So, the April cover story in Conscious Choice is about Chicago as an environmentally-leading city. I'm credited with the story, but the tone of the piece is my editor's, not mine.
But there's no way to tell that from reading the piece (or, I guess, any edited piece).
I can see which paragraphs in the piece retain my tone, and which ones take on the breezy, conversational tone of my editor (such as the lead: "You've gotta hand it to him." or ". . the mayor's intent is clear: I mean business!").
I'm delighted and grateful to Conscious Choice that I had the chance to interview Mayor Daley and write about environemental policies, but I am incredibly uncomfortable with reading sentences that I would never have written under my name.
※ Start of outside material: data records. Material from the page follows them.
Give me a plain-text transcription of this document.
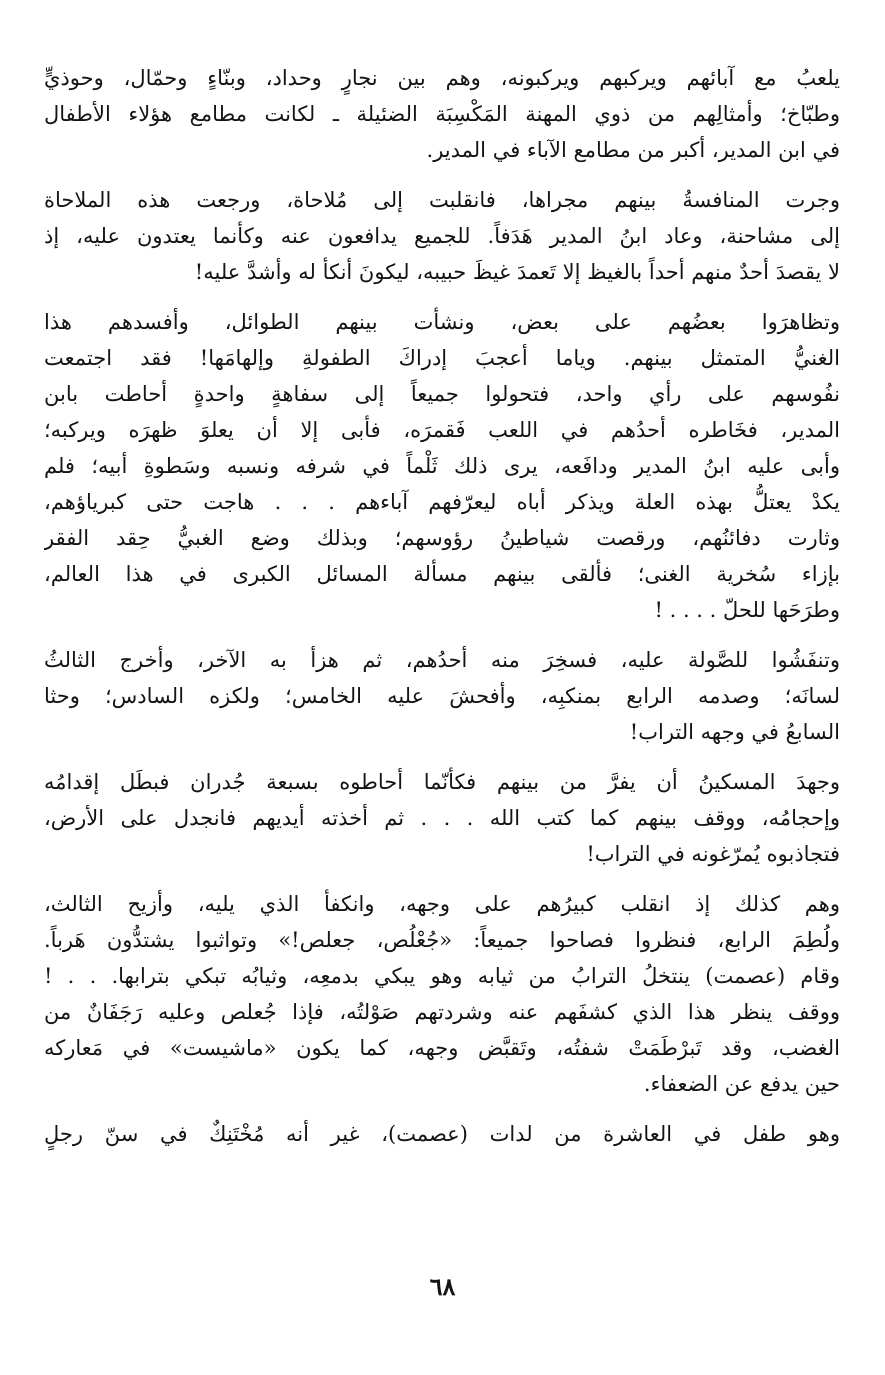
يلعبُ مع آبائهم ويركبهم ويركبونه، وهم بين نجارٍ وحداد، وبنّاءٍ وحمّال، وحوذيٍّ
وطبّاخ؛ وأمثالِهم من ذوي المهنة المَكْسِبَة الضئيلة ـ لكانت مطامع هؤلاء الأطفال
في ابن المدير، أكبر من مطامع الآباء في المدير.
وجرت المنافسةُ بينهم مجراها، فانقلبت إلى مُلاحاة، ورجعت هذه الملاحاة
إلى مشاحنة، وعاد ابنُ المدير هَدَفاً. للجميع يدافعون عنه وكأنما يعتدون عليه، إذ
لا يقصدَ أحدٌ منهم أحداً بالغيظ إلا تَعمدَ غيظَ حبيبه، ليكونَ أنكأ له وأشدَّ عليه!
وتظاهرَوا بعضُهم على بعض، ونشأت بينهم الطوائل، وأفسدهم هذا
الغنيُّ المتمثل بينهم. وياما أعجبَ إدراكَ الطفولةِ وإلهامَها! فقد اجتمعت
نفُوسهم على رأي واحد، فتحولوا جميعاً إلى سفاهةٍ واحدةٍ أحاطت بابن
المدير، فخَاطره أحدُهم في اللعب فَقمرَه، فأبى إلا أن يعلوَ ظهرَه ويركبه؛
وأبى عليه ابنُ المدير ودافَعه، يرى ذلك ثَلْماً في شرفه ونسبه وسَطوةِ أبيه؛ فلم
يكدْ يعتلُّ بهذه العلة ويذكر أباه ليعرّفهم آباءهم . . . هاجت حتى كبرياؤهم،
وثارت دفائنُهم، ورقصت شياطينُ رؤوسهم؛ وبذلك وضع الغبيُّ حِقد الفقر
بإزاء سُخرية الغنى؛ فألقى بينهم مسألة المسائل الكبرى في هذا العالم،
وطرَحَها للحلّ . . . . !
وتنفَشُوا للصَّولة عليه، فسخِرَ منه أحدُهم، ثم هزأ به الآخر، وأخرج الثالثُ
لسانَه؛ وصدمه الرابع بمنكبِه، وأفحشَ عليه الخامس؛ ولكزه السادس؛ وحثا
السابعُ في وجهه التراب!
وجهدَ المسكينُ أن يفرَّ من بينهم فكأنّما أحاطوه بسبعة جُدران فبطَل إقدامُه
وإحجامُه، ووقف بينهم كما كتب الله . . . ثم أخذته أيديهم فانجدل على الأرض،
فتجاذبوه يُمرّغونه في التراب!
وهم كذلك إذ انقلب كبيرُهم على وجهه، وانكفأ الذي يليه، وأزيح الثالث،
ولُطِمَ الرابع، فنظروا فصاحوا جميعاً: «جُعْلُص، جعلص!» وتواثبوا يشتدُّون هَرباً.
وقام (عصمت) ينتخلُ الترابُ من ثيابه وهو يبكي بدمعِه، وثيابُه تبكي بترابها. . . !
ووقف ينظر هذا الذي كشفَهم عنه وشردتهم صَوْلتُه، فإذا جُعلص وعليه رَجَفَانٌ من
الغضب، وقد تَبرْطَمَتْ شفتُه، وتَقبَّض وجهه، كما يكون «ماشيست» في مَعاركه
حين يدفع عن الضعفاء.
وهو طفل في العاشرة من لدات (عصمت)، غير أنه مُخْتَنِكٌ في سنّ رجلٍ
٦٨
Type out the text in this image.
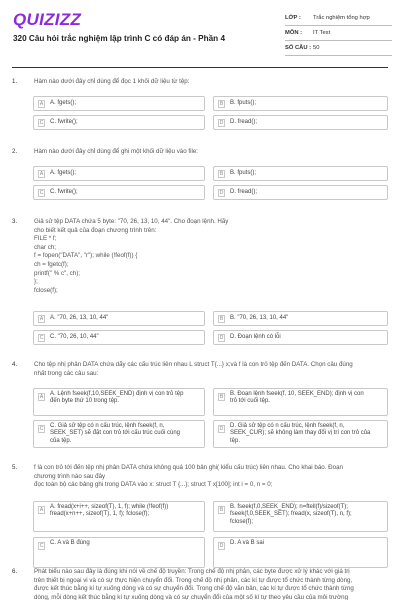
QUIZIZZ
320 Câu hỏi trắc nghiệm lập trình C có đáp án - Phần 4
LỚP :	Trắc nghiệm tổng hợp
MÔN :	IT Test
SỐ CÂU : 50
1.	Hàm nào dưới đây chỉ dùng để đọc 1 khối dữ liệu từ tệp:
A	A. fgets();	B	B. fputs();
C C. fwrite();	D D. fread();
2.	Hàm nào dưới đây chỉ dùng để ghi một khối dữ liệu vào file:
A	A. fgets();	B	B. fputs();
C C. fwrite();	D D. fread();
3.	Giả sử tệp DATA chứa 5 byte: "70, 26, 13, 10, 44". Cho đoạn lệnh. Hãy
cho biết kết quả của đoạn chương trình trên:
FILE * f;
char ch;
f = fopen("DATA", "r"); while (!feof(f)) {
ch = fgetc(f);
printf(" % c", ch);
};
fclose(f);
A	A. "70, 26, 13, 10, 44"	B	B. "70, 26, 13, 10, 44"
C C. "70, 26, 10, 44"	D D. Đoạn lệnh có lỗi
4.	Cho tệp nhị phân DATA chứa dãy các cấu trúc liên nhau L struct T{...} x;và f là con trỏ tệp đến DATA. Chọn câu đúng
nhất trong các câu sau:
A	A. Lệnh fseek(f,10,SEEK_END) định vị con trỏ tệp
đến byte thứ 10 trong tệp.
B	B. Đoạn lệnh fseek(f, 10, SEEK_END); định vị con
trỏ tới cuối tệp.
C C. Giả sử tệp có n cấu trúc, lệnh fseek(f, n,
SEEK_SET) sẽ đặt con trỏ tới cấu trúc cuối cùng
của tệp.
D D. Giả sử tệp có n cấu trúc, lệnh fseek(f, n,
SEEK_CUR); sẽ không làm thay đổi vị trí con trỏ của
tệp.
5.	f là con trỏ tới đến tệp nhị phân DATA chứa không quá 100 bản ghi( kiểu cấu trúc) liên nhau. Cho khai báo. Đoạn
chương trình nào sau đây
đọc toàn bộ các bảng ghi trong DATA vào x: struct T {...}; struct T x[100]; int i = 0, n = 0;
A	A. fread(x+i++, sizeof(T), 1, f); while (!feof(f))
fread(x+n++, sizeof(T), 1, f); fclose(f);
B	B. fseek(f,0,SEEK_END); n=ftell(f)/sizeof(T);
fseek(f,0,SEEK_SET); fread(x, sizeof(T), n, f);
fclose(f);
C C. A và B đúng	D D. A và B sai
6.	Phát biểu nào sau đây là đúng khi nói về chế độ truyền: Trong chế độ nhị phân, các byte được xử lý khác với giá trị
trên thiết bị ngoại vi và có sự thực hiện chuyển đổi. Trong chế độ nhị phân, các kí tự được tổ chức thành từng dòng,
được kết thúc bằng kí tự xuống dòng và có sự chuyển đổi. Trong chế độ văn bản, các kí tự được tổ chức thành từng
dòng, mỗi dòng kết thúc bằng kí tự xuống dòng và có sự chuyển đổi của một số kí tự theo yêu cầu của môi trường
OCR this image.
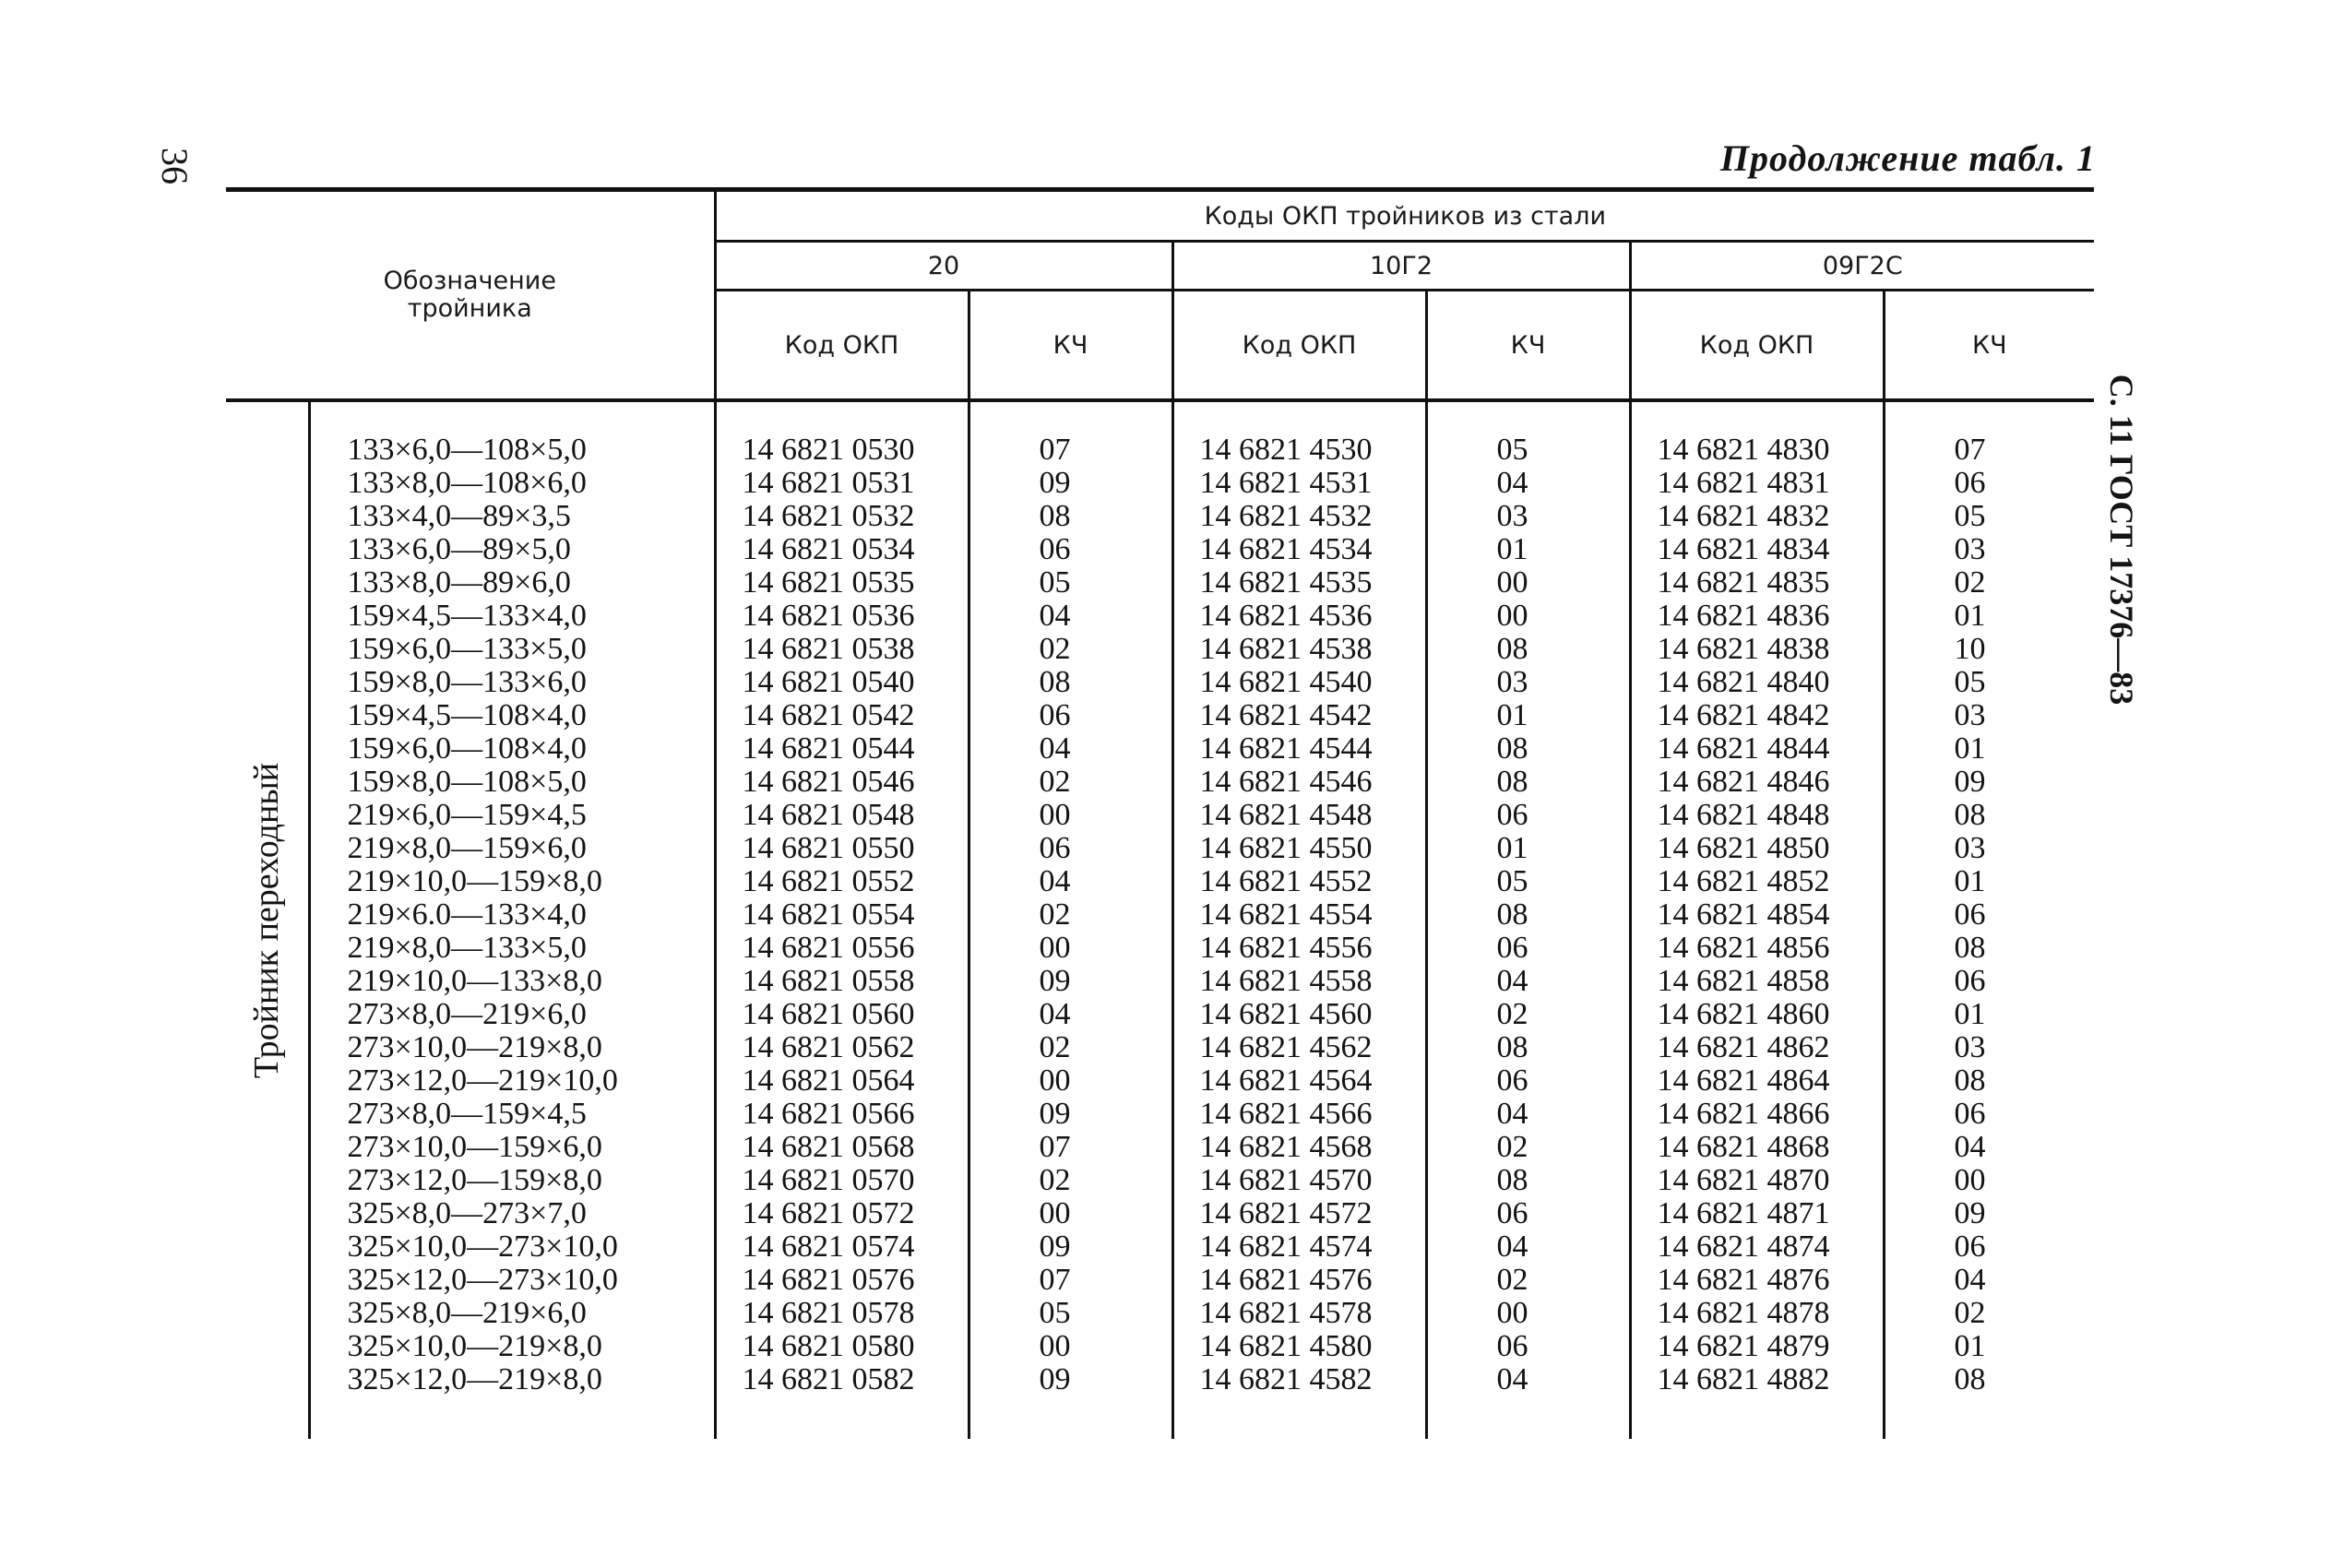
36	Продолжение табл. 1
С. 11 ГОСТ 17376—83
Обозначение
тройника		Коды ОКП тройников из стали					
		20		10Г2		09Г2С	
		Код ОКП	КЧ	Код ОКП	КЧ	Код ОКП	КЧ

Тройник переходный	133×6,0—108×5,0	14 6821 0530	07	14 6821 4530	05	14 6821 4830	07
	133×8,0—108×6,0	14 6821 0531	09	14 6821 4531	04	14 6821 4831	06
	133×4,0—89×3,5	14 6821 0532	08	14 6821 4532	03	14 6821 4832	05
	133×6,0—89×5,0	14 6821 0534	06	14 6821 4534	01	14 6821 4834	03
	133×8,0—89×6,0	14 6821 0535	05	14 6821 4535	00	14 6821 4835	02
	159×4,5—133×4,0	14 6821 0536	04	14 6821 4536	00	14 6821 4836	01
	159×6,0—133×5,0	14 6821 0538	02	14 6821 4538	08	14 6821 4838	10
	159×8,0—133×6,0	14 6821 0540	08	14 6821 4540	03	14 6821 4840	05
	159×4,5—108×4,0	14 6821 0542	06	14 6821 4542	01	14 6821 4842	03
	159×6,0—108×4,0	14 6821 0544	04	14 6821 4544	08	14 6821 4844	01
	159×8,0—108×5,0	14 6821 0546	02	14 6821 4546	08	14 6821 4846	09
	219×6,0—159×4,5	14 6821 0548	00	14 6821 4548	06	14 6821 4848	08
	219×8,0—159×6,0	14 6821 0550	06	14 6821 4550	01	14 6821 4850	03
	219×10,0—159×8,0	14 6821 0552	04	14 6821 4552	05	14 6821 4852	01
	219×6.0—133×4,0	14 6821 0554	02	14 6821 4554	08	14 6821 4854	06
	219×8,0—133×5,0	14 6821 0556	00	14 6821 4556	06	14 6821 4856	08
	219×10,0—133×8,0	14 6821 0558	09	14 6821 4558	04	14 6821 4858	06
	273×8,0—219×6,0	14 6821 0560	04	14 6821 4560	02	14 6821 4860	01
	273×10,0—219×8,0	14 6821 0562	02	14 6821 4562	08	14 6821 4862	03
	273×12,0—219×10,0	14 6821 0564	00	14 6821 4564	06	14 6821 4864	08
	273×8,0—159×4,5	14 6821 0566	09	14 6821 4566	04	14 6821 4866	06
	273×10,0—159×6,0	14 6821 0568	07	14 6821 4568	02	14 6821 4868	04
	273×12,0—159×8,0	14 6821 0570	02	14 6821 4570	08	14 6821 4870	00
	325×8,0—273×7,0	14 6821 0572	00	14 6821 4572	06	14 6821 4871	09
	325×10,0—273×10,0	14 6821 0574	09	14 6821 4574	04	14 6821 4874	06
	325×12,0—273×10,0	14 6821 0576	07	14 6821 4576	02	14 6821 4876	04
	325×8,0—219×6,0	14 6821 0578	05	14 6821 4578	00	14 6821 4878	02
	325×10,0—219×8,0	14 6821 0580	00	14 6821 4580	06	14 6821 4879	01
	325×12,0—219×8,0	14 6821 0582	09	14 6821 4582	04	14 6821 4882	08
It seems so inauthentic.
I wonder how other writers -- those with editors -- deal with the this professional tension. I mean, I'm appalled that the word "gotta" appeared in an article that I wrote. I feel like one of those public service announcements where a 10-year-old girl's voice is speaking from the body of a 60-year-old man. This article is not in my voice. Maybe I'm just acting like a bit of a prima donna.
I'll link to the article as soon as they update their website.
Too bad Eric Zorn is on vacation; I'd like to know his thoughts on this, since he's got editors. Any other reporters or free-lancers, I'd like to know your thoughts.